We proposed an effective building plane segmentation algorithm, where the region growing algorithm coarsely segments the building plane. The coplanar points where two planes intersect were determined from the distance threshold from the uncoarse extraction plane points to the coarse extraction plane’s boundary points. The building plane’s optimal segmentation could be obtained by combining the coarse extraction plane points with the corresponding coplanar points. The results show that the proposed method can segment the plane points of a cottage and pantry. The optimal distance thresholds using the proposed method from the uncoarse extraction plane points to each plane boundary point of the cottage and pantry were 0.025 m and 0.030 m, respectively. The highest correct rate and the highest error rates of the cottage’s and pantry’s plane segmentations using the proposed method under the optimal distance threshold were 99.93% and 2.30% (98.55% and 2.44%), respectively.
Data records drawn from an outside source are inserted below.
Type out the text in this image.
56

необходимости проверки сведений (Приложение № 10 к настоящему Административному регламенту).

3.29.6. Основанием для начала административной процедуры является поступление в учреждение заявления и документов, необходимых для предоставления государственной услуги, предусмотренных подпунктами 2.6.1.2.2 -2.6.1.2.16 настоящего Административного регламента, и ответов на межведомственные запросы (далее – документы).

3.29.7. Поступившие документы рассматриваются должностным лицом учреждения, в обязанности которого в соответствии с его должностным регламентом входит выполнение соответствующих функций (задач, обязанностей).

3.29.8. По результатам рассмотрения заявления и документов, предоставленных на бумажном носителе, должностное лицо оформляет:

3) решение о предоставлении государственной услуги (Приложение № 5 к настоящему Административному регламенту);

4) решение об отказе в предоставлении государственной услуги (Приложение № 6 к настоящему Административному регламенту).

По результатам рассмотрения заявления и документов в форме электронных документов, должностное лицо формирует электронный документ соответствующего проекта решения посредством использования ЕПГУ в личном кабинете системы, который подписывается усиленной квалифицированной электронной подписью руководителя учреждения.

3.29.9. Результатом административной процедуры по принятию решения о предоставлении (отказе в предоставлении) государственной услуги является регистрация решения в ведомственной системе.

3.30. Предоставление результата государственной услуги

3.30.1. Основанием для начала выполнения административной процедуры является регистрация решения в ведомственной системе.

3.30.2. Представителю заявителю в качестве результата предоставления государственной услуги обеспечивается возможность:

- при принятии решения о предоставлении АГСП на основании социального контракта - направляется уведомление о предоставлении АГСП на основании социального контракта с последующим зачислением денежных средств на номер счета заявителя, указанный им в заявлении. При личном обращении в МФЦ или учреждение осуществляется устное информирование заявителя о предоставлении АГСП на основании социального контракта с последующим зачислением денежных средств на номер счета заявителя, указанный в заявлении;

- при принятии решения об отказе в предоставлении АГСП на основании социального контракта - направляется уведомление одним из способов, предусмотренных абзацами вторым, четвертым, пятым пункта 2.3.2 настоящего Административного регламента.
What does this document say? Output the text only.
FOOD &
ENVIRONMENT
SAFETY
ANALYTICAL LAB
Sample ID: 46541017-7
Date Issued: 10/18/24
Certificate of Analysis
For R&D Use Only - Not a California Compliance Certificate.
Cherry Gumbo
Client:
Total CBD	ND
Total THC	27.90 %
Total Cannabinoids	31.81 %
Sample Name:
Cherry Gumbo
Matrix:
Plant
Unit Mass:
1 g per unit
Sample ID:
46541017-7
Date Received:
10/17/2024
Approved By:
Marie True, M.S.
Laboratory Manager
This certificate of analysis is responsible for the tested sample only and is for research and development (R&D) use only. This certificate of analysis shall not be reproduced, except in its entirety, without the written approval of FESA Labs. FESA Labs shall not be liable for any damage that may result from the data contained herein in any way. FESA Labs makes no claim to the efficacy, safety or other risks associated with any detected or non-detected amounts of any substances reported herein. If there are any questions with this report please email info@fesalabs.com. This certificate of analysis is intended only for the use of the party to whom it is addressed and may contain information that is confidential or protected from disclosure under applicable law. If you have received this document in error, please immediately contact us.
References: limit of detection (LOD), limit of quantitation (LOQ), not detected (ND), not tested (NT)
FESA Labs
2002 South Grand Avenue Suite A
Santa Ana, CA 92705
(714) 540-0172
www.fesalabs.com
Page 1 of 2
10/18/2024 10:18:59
The F1 score values of the cottage’s and pantry’s plane segmentations using the proposed method under the optimal distance threshold reached 97.56% and 95.75%, respectively. Compared with the RANSAC algorithm, the proposed method can segment different objects on the same plane without causing excessive segmentation. The method can also extract coplanar points where two planes intersect that cannot be separated using the region growing algorithm. Although the RANSAC-RG method combining the RANSAC algorithm and region growing algorithm can optimize the segmentation results of the RANSAC (region growing) algorithm and has little difference in segmentation effect (especially for cottage data) with the proposed method, the method still loses coplanar points at some intersection of the two planes. Future tests of this approach will be conducted on buildings with large and complex scenes.